MICHEL SARDOU. -- Le chanteur populaire passait hier soir à la Patinoire de Bordeaux. Pour un show plutôt sobre qui explore surtout son répertoire récent et son dernier album, « Hors format »
Le fils terrible revient en père tranquille:
Serge Latapy
La dernière fois que Michel Sardou faisait le coup de l'ultime tournée avant la retraite, c'était en 2001. Quelques retours en fanfare et deux albums plus tard, revoilà le chanteur populaire à Bordeaux, pour un avant-dernier adieu (1) ... Qu'est-ce qui a changé cette fois ? Eh bien, le jeune Sardou a eu 60 ans, et semble presque l'assumer. La silhouette s'est un peu épaissie, le harnais blanchi et la gestuelle encore éclaircie. Une main libre qui soupèse les paroles, une moue boudeuse qui les commente : le chanteur, qui n'a jamais été une bête de scène, ne fait même plus semblant de faire le spectacle. Toute l'énergie est pour la voix, toujours claire et virile, et presque aussi forte qu'avant elle ne semblera peiner que dans les moments les plus épiques. Derrière lui, les musiciens n'en font jamais trop, pour ne pas gâter le style.
Ironie. Côté dispositif, on devine que, sans faire dans le minimalisme (six musiciens rock, un quatuor à cordes féminin, cinq choristes, quelques lumières tape-à-l'oeil), Sardou a voulu trancher avec les shows à l'américaine d'antan. Seuls les arrangements, les tailleurs et les permanentes des choristes rappellent les années 1980, époque des derniers gros tubes. Pour le reste, l'homme a choisi de jouer son répertoire contemporain et de défendre son dernier album, « Hors format » : des morceaux que l'on n'a guère entendu sur les ondes, repris par une petite minorité de fans. La démarche est honnête, mais n'a pas de quoi soulever un parterre sagement assis, et qui n'a guère d'occasions de se lever, sauf sur quelques reprises lyriques, dont les intarissables « Lacs du Connemara ».

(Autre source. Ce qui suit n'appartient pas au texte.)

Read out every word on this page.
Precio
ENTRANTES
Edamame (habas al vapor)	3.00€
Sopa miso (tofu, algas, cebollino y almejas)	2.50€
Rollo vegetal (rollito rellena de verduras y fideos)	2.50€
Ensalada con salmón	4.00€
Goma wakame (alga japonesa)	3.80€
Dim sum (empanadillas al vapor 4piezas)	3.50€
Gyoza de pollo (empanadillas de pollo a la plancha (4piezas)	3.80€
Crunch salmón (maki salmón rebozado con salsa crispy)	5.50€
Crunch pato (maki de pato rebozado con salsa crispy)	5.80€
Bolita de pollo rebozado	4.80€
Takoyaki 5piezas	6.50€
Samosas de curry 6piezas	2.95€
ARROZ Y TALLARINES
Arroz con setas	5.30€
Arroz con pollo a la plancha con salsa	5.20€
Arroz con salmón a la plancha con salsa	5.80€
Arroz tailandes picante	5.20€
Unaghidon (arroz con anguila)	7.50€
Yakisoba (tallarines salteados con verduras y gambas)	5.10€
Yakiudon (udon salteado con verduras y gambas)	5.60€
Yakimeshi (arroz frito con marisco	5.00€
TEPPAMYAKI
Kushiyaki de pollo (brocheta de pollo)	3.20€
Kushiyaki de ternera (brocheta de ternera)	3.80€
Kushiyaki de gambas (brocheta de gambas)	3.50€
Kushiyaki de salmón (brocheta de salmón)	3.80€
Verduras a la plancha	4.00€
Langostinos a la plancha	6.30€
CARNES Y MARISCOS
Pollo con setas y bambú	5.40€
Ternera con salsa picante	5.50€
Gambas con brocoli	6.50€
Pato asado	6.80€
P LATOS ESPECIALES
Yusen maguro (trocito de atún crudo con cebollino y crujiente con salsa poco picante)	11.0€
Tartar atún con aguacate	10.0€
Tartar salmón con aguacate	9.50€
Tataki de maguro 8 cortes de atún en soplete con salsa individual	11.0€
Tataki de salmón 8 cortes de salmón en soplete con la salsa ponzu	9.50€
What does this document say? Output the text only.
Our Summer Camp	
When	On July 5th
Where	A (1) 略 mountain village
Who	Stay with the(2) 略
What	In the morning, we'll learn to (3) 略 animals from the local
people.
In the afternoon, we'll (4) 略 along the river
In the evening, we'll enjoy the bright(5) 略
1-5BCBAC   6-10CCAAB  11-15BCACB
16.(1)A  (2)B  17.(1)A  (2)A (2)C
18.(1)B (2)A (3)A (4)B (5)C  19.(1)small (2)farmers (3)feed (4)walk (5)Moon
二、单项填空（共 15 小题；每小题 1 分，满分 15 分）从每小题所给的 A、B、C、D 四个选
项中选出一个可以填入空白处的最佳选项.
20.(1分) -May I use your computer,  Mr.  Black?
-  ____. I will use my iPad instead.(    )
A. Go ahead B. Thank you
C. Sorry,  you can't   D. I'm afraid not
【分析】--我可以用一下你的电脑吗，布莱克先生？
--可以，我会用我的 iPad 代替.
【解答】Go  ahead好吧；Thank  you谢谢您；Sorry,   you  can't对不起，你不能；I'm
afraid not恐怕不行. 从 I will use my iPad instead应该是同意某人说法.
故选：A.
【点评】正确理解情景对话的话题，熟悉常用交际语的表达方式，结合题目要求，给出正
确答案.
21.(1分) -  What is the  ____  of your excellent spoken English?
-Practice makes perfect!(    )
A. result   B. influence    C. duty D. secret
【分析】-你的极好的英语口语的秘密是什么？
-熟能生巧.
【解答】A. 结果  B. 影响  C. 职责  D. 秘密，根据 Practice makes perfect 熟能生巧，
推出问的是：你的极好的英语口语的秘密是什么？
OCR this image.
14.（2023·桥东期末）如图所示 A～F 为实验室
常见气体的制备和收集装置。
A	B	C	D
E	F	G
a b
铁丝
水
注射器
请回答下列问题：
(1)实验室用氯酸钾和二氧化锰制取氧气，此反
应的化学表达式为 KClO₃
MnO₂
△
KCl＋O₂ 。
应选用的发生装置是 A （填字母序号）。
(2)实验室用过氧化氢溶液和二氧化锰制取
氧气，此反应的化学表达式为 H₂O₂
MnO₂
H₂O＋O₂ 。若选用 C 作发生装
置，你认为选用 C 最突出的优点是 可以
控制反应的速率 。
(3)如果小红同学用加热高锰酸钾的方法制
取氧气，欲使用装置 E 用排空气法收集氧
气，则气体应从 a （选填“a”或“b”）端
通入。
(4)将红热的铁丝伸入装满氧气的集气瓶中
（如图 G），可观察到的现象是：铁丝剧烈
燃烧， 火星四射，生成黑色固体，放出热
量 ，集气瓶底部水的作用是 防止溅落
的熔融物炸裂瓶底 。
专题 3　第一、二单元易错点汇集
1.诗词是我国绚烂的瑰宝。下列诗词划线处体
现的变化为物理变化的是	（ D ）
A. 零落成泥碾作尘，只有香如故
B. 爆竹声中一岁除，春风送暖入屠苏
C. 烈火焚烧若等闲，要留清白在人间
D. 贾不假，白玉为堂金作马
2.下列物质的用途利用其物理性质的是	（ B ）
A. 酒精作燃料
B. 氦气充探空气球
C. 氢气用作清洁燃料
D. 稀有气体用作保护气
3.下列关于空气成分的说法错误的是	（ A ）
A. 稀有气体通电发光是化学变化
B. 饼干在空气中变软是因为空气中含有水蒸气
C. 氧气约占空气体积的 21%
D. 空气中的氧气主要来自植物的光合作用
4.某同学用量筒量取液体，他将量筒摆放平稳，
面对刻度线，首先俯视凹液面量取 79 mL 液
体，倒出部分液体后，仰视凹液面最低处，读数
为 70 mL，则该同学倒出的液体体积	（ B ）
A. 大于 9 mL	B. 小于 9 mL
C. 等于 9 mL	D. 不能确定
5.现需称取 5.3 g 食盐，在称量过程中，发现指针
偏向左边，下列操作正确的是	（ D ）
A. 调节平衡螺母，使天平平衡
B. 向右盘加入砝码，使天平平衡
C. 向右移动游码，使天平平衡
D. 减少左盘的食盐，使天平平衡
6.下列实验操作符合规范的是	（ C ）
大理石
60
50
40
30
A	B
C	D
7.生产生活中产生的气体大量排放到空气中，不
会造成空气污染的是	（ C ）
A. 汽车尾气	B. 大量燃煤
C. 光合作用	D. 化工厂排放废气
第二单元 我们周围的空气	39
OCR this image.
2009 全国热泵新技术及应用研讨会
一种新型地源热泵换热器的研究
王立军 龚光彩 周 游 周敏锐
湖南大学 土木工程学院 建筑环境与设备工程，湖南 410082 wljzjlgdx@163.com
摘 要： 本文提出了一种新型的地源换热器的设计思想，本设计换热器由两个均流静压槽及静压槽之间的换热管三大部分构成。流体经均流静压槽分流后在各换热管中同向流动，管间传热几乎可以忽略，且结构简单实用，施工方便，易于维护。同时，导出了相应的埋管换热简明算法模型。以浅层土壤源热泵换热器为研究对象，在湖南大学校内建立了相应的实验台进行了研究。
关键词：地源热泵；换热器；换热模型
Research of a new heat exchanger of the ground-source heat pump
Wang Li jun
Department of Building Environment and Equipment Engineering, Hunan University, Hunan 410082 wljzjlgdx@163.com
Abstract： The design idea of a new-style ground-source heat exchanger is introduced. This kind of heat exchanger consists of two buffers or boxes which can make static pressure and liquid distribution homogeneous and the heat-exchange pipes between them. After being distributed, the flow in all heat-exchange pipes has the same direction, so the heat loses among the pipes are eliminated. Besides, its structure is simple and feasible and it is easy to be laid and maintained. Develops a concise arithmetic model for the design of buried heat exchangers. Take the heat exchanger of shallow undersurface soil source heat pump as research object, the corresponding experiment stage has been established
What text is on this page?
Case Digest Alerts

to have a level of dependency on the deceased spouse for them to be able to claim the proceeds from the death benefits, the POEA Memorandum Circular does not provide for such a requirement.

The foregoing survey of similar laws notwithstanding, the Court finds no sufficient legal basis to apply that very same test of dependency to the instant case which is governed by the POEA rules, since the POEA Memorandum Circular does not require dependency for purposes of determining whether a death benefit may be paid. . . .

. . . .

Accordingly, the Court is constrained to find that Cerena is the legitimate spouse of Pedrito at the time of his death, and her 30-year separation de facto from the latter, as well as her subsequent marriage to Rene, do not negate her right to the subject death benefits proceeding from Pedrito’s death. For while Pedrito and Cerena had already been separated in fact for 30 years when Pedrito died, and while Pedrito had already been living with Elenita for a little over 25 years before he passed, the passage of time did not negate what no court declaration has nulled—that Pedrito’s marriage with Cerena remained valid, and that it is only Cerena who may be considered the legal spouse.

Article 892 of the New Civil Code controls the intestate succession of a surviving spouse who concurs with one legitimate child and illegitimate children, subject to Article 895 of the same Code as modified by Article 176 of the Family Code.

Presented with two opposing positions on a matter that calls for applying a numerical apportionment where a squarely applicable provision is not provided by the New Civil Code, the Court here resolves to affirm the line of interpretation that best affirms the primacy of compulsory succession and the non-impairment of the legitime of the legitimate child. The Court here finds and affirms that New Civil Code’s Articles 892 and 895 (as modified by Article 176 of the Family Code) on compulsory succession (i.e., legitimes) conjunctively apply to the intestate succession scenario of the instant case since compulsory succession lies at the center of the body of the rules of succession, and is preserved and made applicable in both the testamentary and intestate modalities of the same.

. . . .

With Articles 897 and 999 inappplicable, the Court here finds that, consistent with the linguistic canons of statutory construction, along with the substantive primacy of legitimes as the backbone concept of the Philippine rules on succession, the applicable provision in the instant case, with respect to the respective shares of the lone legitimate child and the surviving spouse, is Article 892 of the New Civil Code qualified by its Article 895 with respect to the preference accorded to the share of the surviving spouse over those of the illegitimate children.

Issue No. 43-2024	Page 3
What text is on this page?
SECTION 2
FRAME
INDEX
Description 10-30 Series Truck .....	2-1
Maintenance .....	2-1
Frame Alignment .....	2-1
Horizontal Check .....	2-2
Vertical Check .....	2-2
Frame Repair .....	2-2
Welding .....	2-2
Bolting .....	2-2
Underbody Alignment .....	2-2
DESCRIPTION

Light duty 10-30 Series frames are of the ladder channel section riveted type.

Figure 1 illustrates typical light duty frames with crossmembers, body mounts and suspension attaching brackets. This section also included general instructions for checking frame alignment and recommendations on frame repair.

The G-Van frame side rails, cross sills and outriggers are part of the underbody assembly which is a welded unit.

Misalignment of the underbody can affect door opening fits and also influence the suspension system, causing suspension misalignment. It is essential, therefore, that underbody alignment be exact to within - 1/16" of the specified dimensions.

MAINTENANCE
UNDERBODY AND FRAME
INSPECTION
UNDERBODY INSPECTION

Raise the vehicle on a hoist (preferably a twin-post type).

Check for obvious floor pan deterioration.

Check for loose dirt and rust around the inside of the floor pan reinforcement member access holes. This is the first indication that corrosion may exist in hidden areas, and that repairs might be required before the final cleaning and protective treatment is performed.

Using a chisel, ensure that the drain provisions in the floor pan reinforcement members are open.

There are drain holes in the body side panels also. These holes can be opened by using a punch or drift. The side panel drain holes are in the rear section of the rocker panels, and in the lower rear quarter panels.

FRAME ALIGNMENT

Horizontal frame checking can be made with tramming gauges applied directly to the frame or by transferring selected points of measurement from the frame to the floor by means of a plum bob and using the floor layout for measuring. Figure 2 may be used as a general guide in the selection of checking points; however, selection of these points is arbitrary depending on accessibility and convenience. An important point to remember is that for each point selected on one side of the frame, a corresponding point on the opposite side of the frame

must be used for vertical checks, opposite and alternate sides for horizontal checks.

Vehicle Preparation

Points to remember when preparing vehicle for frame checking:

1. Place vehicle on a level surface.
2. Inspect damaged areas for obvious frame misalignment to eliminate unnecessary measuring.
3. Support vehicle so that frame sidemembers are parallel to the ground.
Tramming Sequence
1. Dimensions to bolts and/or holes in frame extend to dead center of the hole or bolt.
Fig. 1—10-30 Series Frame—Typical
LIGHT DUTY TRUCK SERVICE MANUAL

Avant cela, Michel Sardou aura renoué avec son public et ses succès passés, le temps d'une séance flash-back rondement menée. Seul, accompagné par la salle, il est revenu sur quelques-uns de ses tubes, de la « Maladie d'amour » à la « Femme des années 80 ». L'épisode lui a fourni également l'occasion de se moquer, avec une ironie presque sincère, des personnages qu'il a pu incarner en quarante ans de carrière : celui de « jeune con », de « misogyne » et de « chanteur de droite ». Aujourd'hui, semble-t-il dire, les coups de gueule et la politique ne l'intéressent plus. Michel Sardou est peut-être enfin devenu, à contre-courant et finalement « hors format », un chanteur de variété ordinaire.
(1) Michel Sardou reviendra en concert à la Patinoire de Bordeaux le jeudi 13 décembre. Tél. 05.56.48.26.26.